Further, the court clarified that the code and section 88 of the RERA Act (which says that application of other laws is not barred), operates in completely different spheres and it is an additional remedy available to the home buyer and will not bar his other remedies available. In Nitika Verma vs M/s ATS Estate Pvt. Ltd., it has been observed that the provisions of RERA are in addition to and not in derogation to the provisions of any other law.
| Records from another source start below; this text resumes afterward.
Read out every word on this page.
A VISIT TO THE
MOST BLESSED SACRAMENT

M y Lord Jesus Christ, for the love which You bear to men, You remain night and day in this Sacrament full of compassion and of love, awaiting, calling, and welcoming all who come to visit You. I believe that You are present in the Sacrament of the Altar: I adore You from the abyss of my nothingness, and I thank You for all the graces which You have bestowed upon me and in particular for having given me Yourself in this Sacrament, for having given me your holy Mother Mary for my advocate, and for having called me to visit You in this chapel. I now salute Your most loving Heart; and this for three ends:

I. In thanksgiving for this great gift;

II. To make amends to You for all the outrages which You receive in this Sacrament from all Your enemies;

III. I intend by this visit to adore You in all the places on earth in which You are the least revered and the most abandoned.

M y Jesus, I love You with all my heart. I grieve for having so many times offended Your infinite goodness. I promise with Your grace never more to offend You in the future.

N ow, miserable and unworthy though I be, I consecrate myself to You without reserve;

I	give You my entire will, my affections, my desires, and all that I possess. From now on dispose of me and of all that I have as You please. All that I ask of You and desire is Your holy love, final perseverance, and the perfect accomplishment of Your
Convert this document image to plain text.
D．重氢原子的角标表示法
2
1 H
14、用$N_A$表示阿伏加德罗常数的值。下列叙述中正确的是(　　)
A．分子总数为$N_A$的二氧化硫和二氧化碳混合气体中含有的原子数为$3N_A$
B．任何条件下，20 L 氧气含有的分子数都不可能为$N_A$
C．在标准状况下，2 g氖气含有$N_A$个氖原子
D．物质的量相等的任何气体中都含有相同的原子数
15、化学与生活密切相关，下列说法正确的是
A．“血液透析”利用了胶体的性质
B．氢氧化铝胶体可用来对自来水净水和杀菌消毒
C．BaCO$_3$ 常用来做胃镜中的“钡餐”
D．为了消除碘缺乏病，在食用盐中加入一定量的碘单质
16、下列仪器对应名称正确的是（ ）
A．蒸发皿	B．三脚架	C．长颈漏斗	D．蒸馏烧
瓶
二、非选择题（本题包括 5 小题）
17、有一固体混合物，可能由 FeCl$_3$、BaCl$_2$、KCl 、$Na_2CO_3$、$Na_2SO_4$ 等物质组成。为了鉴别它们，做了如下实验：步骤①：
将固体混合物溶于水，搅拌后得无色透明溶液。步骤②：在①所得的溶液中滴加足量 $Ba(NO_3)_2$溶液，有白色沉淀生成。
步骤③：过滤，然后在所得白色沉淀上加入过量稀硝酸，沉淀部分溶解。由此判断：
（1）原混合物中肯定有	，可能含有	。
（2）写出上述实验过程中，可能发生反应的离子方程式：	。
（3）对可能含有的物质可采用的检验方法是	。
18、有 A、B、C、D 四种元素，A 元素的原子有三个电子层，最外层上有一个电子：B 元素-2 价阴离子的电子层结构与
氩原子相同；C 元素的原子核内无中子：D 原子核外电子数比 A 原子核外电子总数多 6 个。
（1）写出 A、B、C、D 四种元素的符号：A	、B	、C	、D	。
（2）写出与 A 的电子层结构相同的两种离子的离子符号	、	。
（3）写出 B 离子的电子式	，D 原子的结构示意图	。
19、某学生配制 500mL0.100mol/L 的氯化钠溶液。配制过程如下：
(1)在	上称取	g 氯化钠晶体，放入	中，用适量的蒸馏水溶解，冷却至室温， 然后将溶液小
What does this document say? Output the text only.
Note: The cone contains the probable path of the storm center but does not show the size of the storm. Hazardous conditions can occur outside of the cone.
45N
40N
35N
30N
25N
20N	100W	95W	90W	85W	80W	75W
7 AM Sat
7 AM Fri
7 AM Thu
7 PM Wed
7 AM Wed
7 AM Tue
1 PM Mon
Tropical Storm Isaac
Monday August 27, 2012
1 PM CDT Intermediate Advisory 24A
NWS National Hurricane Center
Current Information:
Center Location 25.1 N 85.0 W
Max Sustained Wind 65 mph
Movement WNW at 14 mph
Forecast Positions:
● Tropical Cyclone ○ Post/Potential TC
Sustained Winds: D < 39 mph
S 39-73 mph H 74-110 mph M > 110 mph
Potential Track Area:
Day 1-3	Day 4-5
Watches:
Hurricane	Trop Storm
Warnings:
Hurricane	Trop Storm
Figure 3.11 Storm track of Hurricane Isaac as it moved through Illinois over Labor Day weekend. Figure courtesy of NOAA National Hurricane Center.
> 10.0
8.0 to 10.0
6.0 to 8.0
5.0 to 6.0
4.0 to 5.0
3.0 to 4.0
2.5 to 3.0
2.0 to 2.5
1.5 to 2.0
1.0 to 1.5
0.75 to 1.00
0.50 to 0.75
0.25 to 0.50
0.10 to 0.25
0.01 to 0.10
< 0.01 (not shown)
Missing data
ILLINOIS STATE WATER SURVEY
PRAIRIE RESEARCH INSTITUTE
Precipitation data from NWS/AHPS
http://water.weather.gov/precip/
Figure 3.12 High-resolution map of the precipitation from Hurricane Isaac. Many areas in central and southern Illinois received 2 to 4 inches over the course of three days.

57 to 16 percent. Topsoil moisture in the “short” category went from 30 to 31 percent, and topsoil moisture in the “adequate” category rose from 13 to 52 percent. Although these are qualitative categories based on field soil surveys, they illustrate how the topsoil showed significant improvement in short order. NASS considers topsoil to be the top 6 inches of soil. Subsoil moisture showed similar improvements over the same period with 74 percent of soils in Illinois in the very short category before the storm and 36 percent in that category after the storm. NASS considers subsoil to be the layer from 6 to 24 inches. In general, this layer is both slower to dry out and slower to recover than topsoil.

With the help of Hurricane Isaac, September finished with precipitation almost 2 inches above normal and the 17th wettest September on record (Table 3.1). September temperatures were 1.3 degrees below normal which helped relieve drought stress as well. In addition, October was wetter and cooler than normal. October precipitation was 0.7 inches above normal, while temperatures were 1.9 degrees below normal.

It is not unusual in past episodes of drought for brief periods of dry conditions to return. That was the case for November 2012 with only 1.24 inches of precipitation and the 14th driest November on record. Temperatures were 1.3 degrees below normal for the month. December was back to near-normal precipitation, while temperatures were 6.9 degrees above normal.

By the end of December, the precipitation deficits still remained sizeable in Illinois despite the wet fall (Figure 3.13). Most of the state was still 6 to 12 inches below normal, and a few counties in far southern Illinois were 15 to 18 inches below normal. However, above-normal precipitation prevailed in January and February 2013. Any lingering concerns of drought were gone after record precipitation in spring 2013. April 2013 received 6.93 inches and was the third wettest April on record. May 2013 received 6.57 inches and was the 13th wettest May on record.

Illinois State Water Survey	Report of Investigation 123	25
The petitioners further raised an important issue before the court that the term “borrowing” implies taking a loan for a temporary period of time with the motive of returning it back with interest. Hence, advance by home buyers cannot be treated as loan since they will get a flat in return and not money with interest. The Supreme Court rejected this view and stated that tyhe term “borrowing” has a wide scope and includes advance as loan since it is given by the home buyers to a developer for temporary use mainly the construction of project so far to give ‘something equivalent to money’ in return and that equivalent is apartment as intended by the agreement
The present judgment thus clarified that amendment of 2018 does not violate Article 14. 19(1) (g) read with 19(6) or 300(a) of the constitution of India. Also, the provisions of RERA are to be read in harmony with the code and in case of conflict between the two, the code will prevail over RERA and other remedies available to allottees are always open.